Blue Sparkle, I read that is true when using a computer but I was taught (I think) that the total time (surface to surface) was to be used for calculations.
....Maybe with the computer you get a little more time. Which is good, I guess..
Jim
The way I understand it is this:
A) On dive tables (at least the PADI ones that I know), the figures given are for Bottom Time. This is all the time from when you first start descending until you begin your ascent.
B) On (many? all?) computers, Dive Time is measured, which is
all the time from when you first start descending until you surface again.
So to take the OP's computer time for his fateful dives (which apparently it calls BT but which actually measures Dive Time), and compare it directly to the tables doesn't work, because the tables count bottom time. That made a difference of about 6 minutes on his first dive. It would be an even larger difference on my similar dives because I ascended slower, did a deep stop, and then made a longer safety stop.
The computer does give you "more time" in a way, because it is measuring what you are actually doing. Say you go down to 100', then after a few minutes come up to 60' and toodle around for a while, and then to 30' and toodle around, and
then ascend.... well using tables that diving time before your last ascent would all be "100' bottom time," so it would count for "more." That's because the tables don't know your profile.
But I think it's slightly two different things.
1) Simply how you notate the time (Bottom time vs.
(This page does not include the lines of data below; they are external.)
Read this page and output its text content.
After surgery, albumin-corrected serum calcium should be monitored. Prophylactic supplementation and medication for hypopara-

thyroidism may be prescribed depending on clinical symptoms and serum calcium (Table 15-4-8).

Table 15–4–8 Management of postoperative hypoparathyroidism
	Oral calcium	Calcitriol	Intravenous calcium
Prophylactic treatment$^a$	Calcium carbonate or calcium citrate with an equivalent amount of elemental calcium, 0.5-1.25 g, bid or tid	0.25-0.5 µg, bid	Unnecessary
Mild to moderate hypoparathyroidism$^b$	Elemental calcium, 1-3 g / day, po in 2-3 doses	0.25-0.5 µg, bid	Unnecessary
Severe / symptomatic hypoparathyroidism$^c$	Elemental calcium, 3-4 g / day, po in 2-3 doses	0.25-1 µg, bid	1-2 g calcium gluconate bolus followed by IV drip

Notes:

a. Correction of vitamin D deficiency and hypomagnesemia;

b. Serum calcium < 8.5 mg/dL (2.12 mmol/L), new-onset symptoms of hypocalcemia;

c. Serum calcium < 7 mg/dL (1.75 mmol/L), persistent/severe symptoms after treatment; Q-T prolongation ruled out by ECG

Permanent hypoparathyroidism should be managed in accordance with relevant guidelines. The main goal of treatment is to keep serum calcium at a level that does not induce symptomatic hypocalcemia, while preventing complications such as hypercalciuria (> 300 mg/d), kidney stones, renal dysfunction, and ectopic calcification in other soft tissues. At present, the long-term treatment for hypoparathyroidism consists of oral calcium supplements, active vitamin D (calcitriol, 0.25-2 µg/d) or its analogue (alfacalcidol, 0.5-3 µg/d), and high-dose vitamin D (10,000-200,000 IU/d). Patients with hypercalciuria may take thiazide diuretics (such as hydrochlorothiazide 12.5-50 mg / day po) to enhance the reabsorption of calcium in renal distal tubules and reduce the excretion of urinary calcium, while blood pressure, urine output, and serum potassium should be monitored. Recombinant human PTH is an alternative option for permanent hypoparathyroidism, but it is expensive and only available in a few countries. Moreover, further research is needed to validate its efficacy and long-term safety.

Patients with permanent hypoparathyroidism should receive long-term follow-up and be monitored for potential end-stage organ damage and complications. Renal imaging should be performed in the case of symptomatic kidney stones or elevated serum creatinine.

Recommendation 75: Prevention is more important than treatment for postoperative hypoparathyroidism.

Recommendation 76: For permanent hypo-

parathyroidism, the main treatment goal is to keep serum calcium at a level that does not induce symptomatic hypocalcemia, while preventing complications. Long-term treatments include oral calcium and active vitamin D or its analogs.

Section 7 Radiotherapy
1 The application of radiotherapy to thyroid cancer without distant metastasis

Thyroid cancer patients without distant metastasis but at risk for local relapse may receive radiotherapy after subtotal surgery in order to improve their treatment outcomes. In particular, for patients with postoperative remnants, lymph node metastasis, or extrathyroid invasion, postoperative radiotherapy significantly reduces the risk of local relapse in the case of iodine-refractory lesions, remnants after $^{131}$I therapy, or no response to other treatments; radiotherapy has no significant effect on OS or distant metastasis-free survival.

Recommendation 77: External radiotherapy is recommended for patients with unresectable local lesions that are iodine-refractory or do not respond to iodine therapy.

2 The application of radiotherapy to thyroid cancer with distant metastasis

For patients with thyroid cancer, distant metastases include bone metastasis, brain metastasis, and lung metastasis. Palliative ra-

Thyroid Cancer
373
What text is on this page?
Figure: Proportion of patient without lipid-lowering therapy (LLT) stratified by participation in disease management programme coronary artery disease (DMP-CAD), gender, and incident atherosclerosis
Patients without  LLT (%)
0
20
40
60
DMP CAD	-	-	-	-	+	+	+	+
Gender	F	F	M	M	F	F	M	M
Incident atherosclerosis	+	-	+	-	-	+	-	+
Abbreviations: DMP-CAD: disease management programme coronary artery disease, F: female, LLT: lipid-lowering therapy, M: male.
Total Dive time).
2) The ability of the computer to know that you are making a multi-level dive, and thus to not have to choose "max depth" to use as the guiding factor.
(Maybe the PADI RDP addresses that - I don't know as I have only ever used "regular" tables or a computer.) (I think many dives that would be fine on the computer would put you into NDL on the tables, because of the tables assumption that you are doing a "square" dive.)